Milton Friedman on the efficient market hypothesis

In the orgy of eulogization and evaluation that has followed the death of Milton Friedman, a couple of odd myths have been promulgated.

One is that his monetary theories have been discredited. What has been discredited is Friedman’s belief that monetary policy could be run on a purely automatic basis, by simply allowing the money supply to grow at a certain pace. It turns out the money supply is far too slippery a thing to measure accurately enough for such a policy. But Friedman’s main messages — that inflation is always and everywhere a monetary phenomenon, and that central banks should focus all their energies on keeping prices stable — have been accepted at the Federal Reserve and pretty much every other respectable central bank on the planet.

Another myth, central to a Michael Kinsley essay in Slate this week that I dissected in the Curious Capitalist today, is that Milton Friedman believed that financial markets were efficient. Shawn Tully at Fortune does a great imitation of Friedman saying something along the lines of, “Yes, over the long run, markets might be efficient, but in the short-term …”

I didn’t get anything quite like that out of Friedman when I interviewed him on the subject in 2004, but he did, as always, deliver an interesting quote. I had mentioned that Friedman’s friend and long-time intellectual ally George Stigler had told then-Chicago-grad-student Baruch Lev at a cocktail party in the 1960s that he didn’t believe in the efficient market hypothesis.  Friedman responded:

You don’t have to believe it. I don’t believe it. We all know the market is not efficient in a descriptive sense. But that doesn’t mean that the efficient market is not the best approximation if you don’t have anything else to use. …Warren Buffett proves that there’s not an efficient market, and yet Warren Buffett is what makes the market efficient, and both statements are right. If the market were 100% efficient, nobody could make any money making it efficient, and then it wouldn’t be efficient again. So in a way it’s self-contradictory to suppose that there really is an efficient market.

Friedman didn’t believe markets were perfect. He just thought that they were better, and more accommodating of human liberty, than government. He may have oversold that argument on occasion.
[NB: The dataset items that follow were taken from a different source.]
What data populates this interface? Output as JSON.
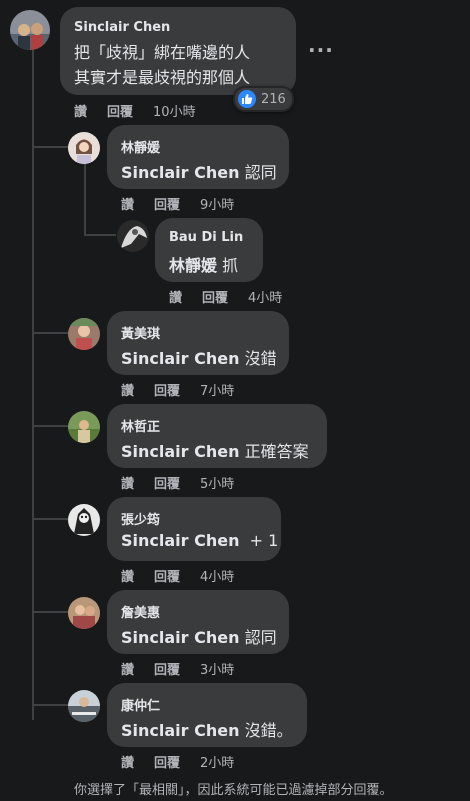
{
  "main_comment": {
    "author": "Sinclair Chen",
    "line1": "把「歧視」綁在嘴邊的人",
    "line2": "其實才是最歧視的那個人",
    "like_label": "讚",
    "reply_label": "回覆",
    "time": "10小時",
    "reaction_count": "216",
    "more_icon": "more-options-icon"
  },
  "replies": [
    {
      "author": "林靜媛",
      "mention": "Sinclair Chen",
      "text": " 認同",
      "like_label": "讚",
      "reply_label": "回覆",
      "time": "9小時"
    },
    {
      "author": "Bau Di Lin",
      "mention": "林靜媛",
      "text": " 抓",
      "like_label": "讚",
      "reply_label": "回覆",
      "time": "4小時"
    },
    {
      "author": "黃美琪",
      "mention": "Sinclair Chen",
      "text": " 沒錯",
      "like_label": "讚",
      "reply_label": "回覆",
      "time": "7小時"
    },
    {
      "author": "林哲正",
      "mention": "Sinclair Chen",
      "text": " 正確答案",
      "like_label": "讚",
      "reply_label": "回覆",
      "time": "5小時"
    },
    {
      "author": "張少筠",
      "mention": "Sinclair Chen",
      "text": "  + 1",
      "like_label": "讚",
      "reply_label": "回覆",
      "time": "4小時"
    },
    {
      "author": "詹美惠",
      "mention": "Sinclair Chen",
      "text": " 認同",
      "like_label": "讚",
      "reply_label": "回覆",
      "time": "3小時"
    },
    {
      "author": "康仲仁",
      "mention": "Sinclair Chen",
      "text": " 沒錯。",
      "like_label": "讚",
      "reply_label": "回覆",
      "time": "2小時"
    }
  ],
  "footer_note": "你選擇了「最相關」，因此系統可能已過濾掉部分回覆。",
  "colors": {
    "background": "#18191a",
    "bubble": "#3a3b3c",
    "text": "#e4e6eb",
    "secondary": "#b0b3b8",
    "like_blue": "#2d88ff"
  }
}
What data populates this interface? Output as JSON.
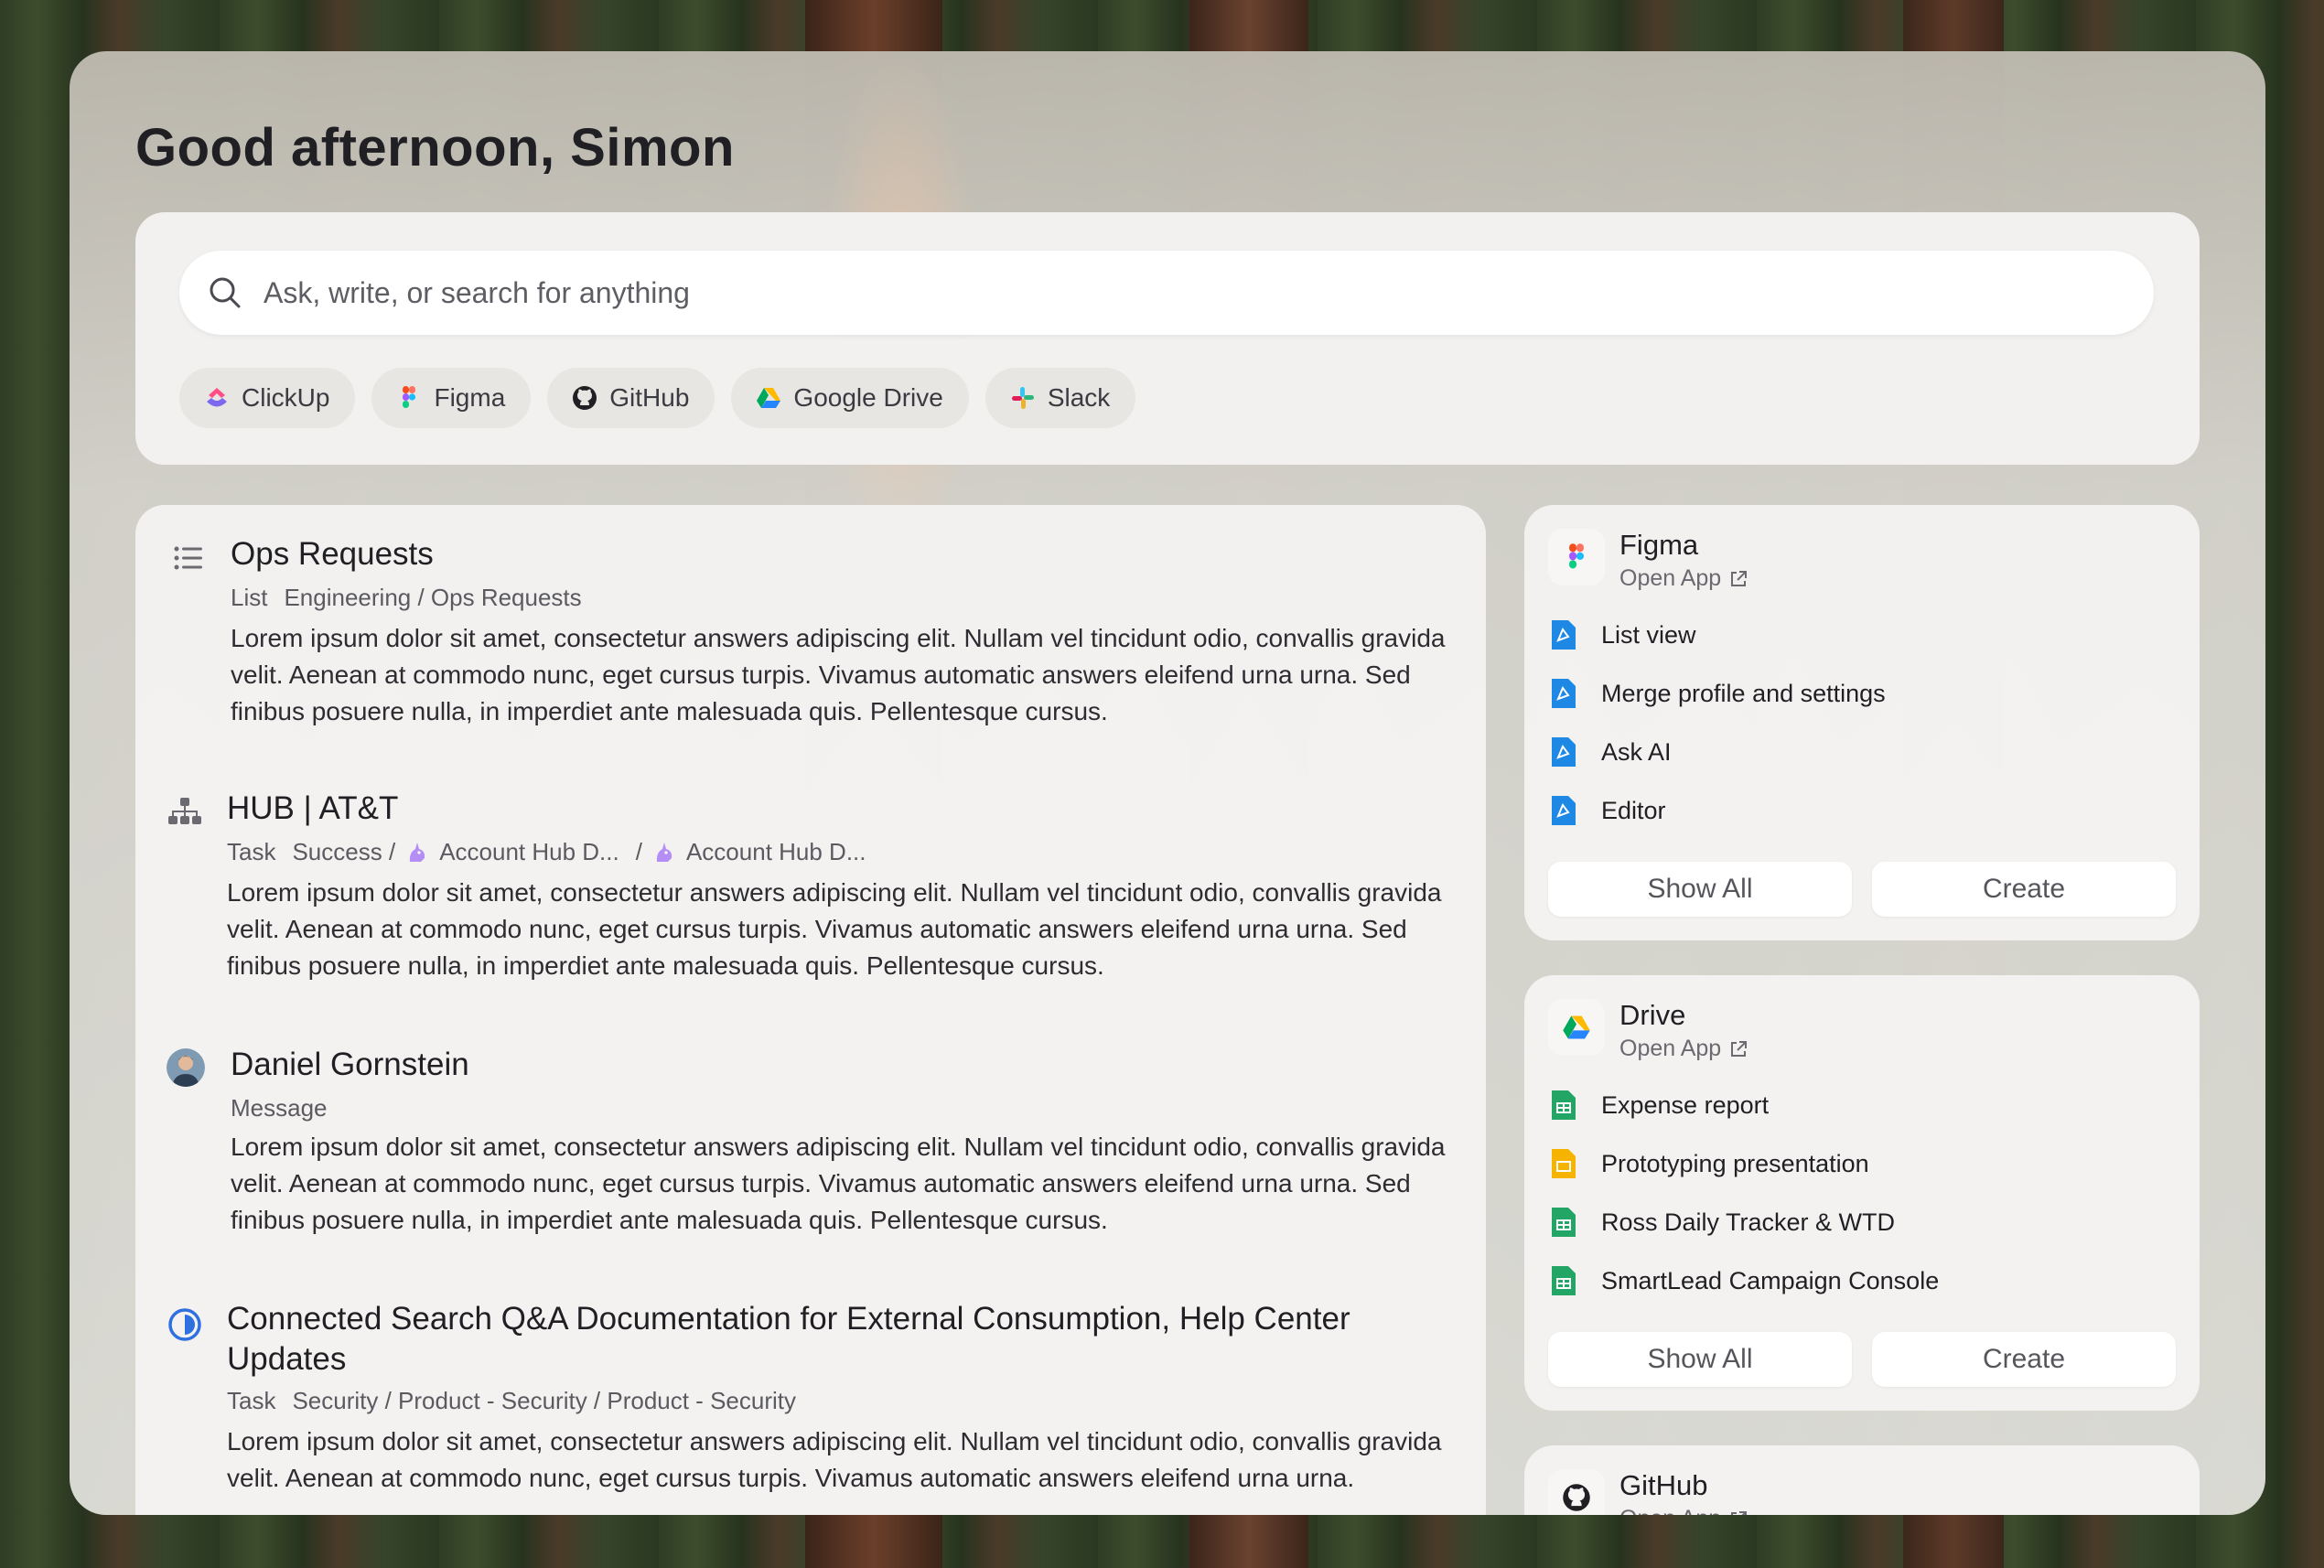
{
  "greeting": "Good afternoon, Simon",
  "search": {
    "placeholder": "Ask, write, or search for anything"
  },
  "chips": [
    {
      "label": "ClickUp",
      "icon": "clickup-icon"
    },
    {
      "label": "Figma",
      "icon": "figma-icon"
    },
    {
      "label": "GitHub",
      "icon": "github-icon"
    },
    {
      "label": "Google Drive",
      "icon": "google-drive-icon"
    },
    {
      "label": "Slack",
      "icon": "slack-icon"
    }
  ],
  "results": [
    {
      "icon": "list-icon",
      "title": "Ops Requests",
      "type": "List",
      "path": "Engineering / Ops Requests",
      "body": "Lorem ipsum dolor sit amet, consectetur answers adipiscing elit. Nullam vel tincidunt odio, convallis gravida velit. Aenean at commodo nunc, eget cursus turpis. Vivamus automatic answers eleifend urna urna. Sed finibus posuere nulla, in imperdiet ante malesuada quis. Pellentesque cursus."
    },
    {
      "icon": "hierarchy-icon",
      "title": "HUB | AT&T",
      "type": "Task",
      "path_start": "Success /",
      "path_a": "Account Hub D...",
      "path_mid": "/",
      "path_b": "Account Hub D...",
      "body": "Lorem ipsum dolor sit amet, consectetur answers adipiscing elit. Nullam vel tincidunt odio, convallis gravida velit. Aenean at commodo nunc, eget cursus turpis. Vivamus automatic answers eleifend urna urna. Sed finibus posuere nulla, in imperdiet ante malesuada quis. Pellentesque cursus."
    },
    {
      "icon": "avatar",
      "title": "Daniel Gornstein",
      "type": "Message",
      "body": "Lorem ipsum dolor sit amet, consectetur answers adipiscing elit. Nullam vel tincidunt odio, convallis gravida velit. Aenean at commodo nunc, eget cursus turpis. Vivamus automatic answers eleifend urna urna. Sed finibus posuere nulla, in imperdiet ante malesuada quis. Pellentesque cursus."
    },
    {
      "icon": "status-in-progress-icon",
      "title_line1": "Connected Search Q&A Documentation for External Consumption, Help Center",
      "title_line2": "Updates",
      "type": "Task",
      "path": "Security / Product - Security / Product - Security",
      "body": "Lorem ipsum dolor sit amet, consectetur answers adipiscing elit. Nullam vel tincidunt odio, convallis gravida velit. Aenean at commodo nunc, eget cursus turpis. Vivamus automatic answers eleifend urna urna."
    }
  ],
  "apps": [
    {
      "name": "Figma",
      "open_label": "Open App",
      "items": [
        "List view",
        "Merge profile and settings",
        "Ask AI",
        "Editor"
      ],
      "show_all": "Show All",
      "create": "Create"
    },
    {
      "name": "Drive",
      "open_label": "Open App",
      "items": [
        "Expense report",
        "Prototyping presentation",
        "Ross Daily Tracker & WTD",
        "SmartLead Campaign Console"
      ],
      "show_all": "Show All",
      "create": "Create"
    },
    {
      "name": "GitHub",
      "open_label": "Open App"
    }
  ],
  "colors": {
    "figma_doc": "#1e88e5",
    "sheets": "#23a566",
    "slides": "#f6b400",
    "status_blue": "#2f6fe0"
  }
}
But don’t go calling the man an efficient marketeer.

3 thoughts on “Milton Friedman on the efficient market hypothesis

  1. More Friedman Memories Appreciations

    – William F. Buckley grieves the death of his friend.
    – Alan Meltzer offers an appreciation of Milton Friedman.
    – Brian Doherty says what Milton Friedman did was based on his belief in us.
    – Jacob Sullum asks conservatives to let Friedman be Friedman.

  2. what you are saying is a contradiction again: if the government can’t do any intervention, then you are just admitting that the markets “tend to be efficient”. The EMH doesn’t mean the markets are absolutely efficient, but that they are MORE efficient without intervention. The proof that the whole theory was a HUGE SCUM in the financial crisis, that came due to a lack of intervention and the extreme freedom of markets, that resumed in the creation of dozens of “fraudy” financial products that would have never existed with regulation.
    So the EMH, as well as the Rational Expectations were proven to be ABSOLUTELY wrong, and many scholars knew about that. They were paid by the banks to say the opposite. Just have a look at Inside Job and see how SHAMEFUL their reactions are. All just part of the biggest financial bigotry since 1929.

  3. “One is that his monetary theories have been discredited. What has been discredited is Friedman’s belief that monetary policy could be run on a purely automatic basis, by simply allowing the money supply to grow at a certain pace. It turns out the money supply is far too slippery a thing to measure accurately enough for such a policy.”

    How has this been discredited? He did say during wartime he would remove the policy. However the economy ran for 200 years on a fixed money supply in gold – which is incredible. Clearly, it would be better off running on an automatic system. Whether or not we have the methods to calculate money supply accurate doesn’t prove that he is wrong. It would just prove that we need a better way to estimate. But I don’t think he is wrong ,anyways, I think a system of increasing the money supply by the same rate as Real GDP to be even more genius today then when he proposed it.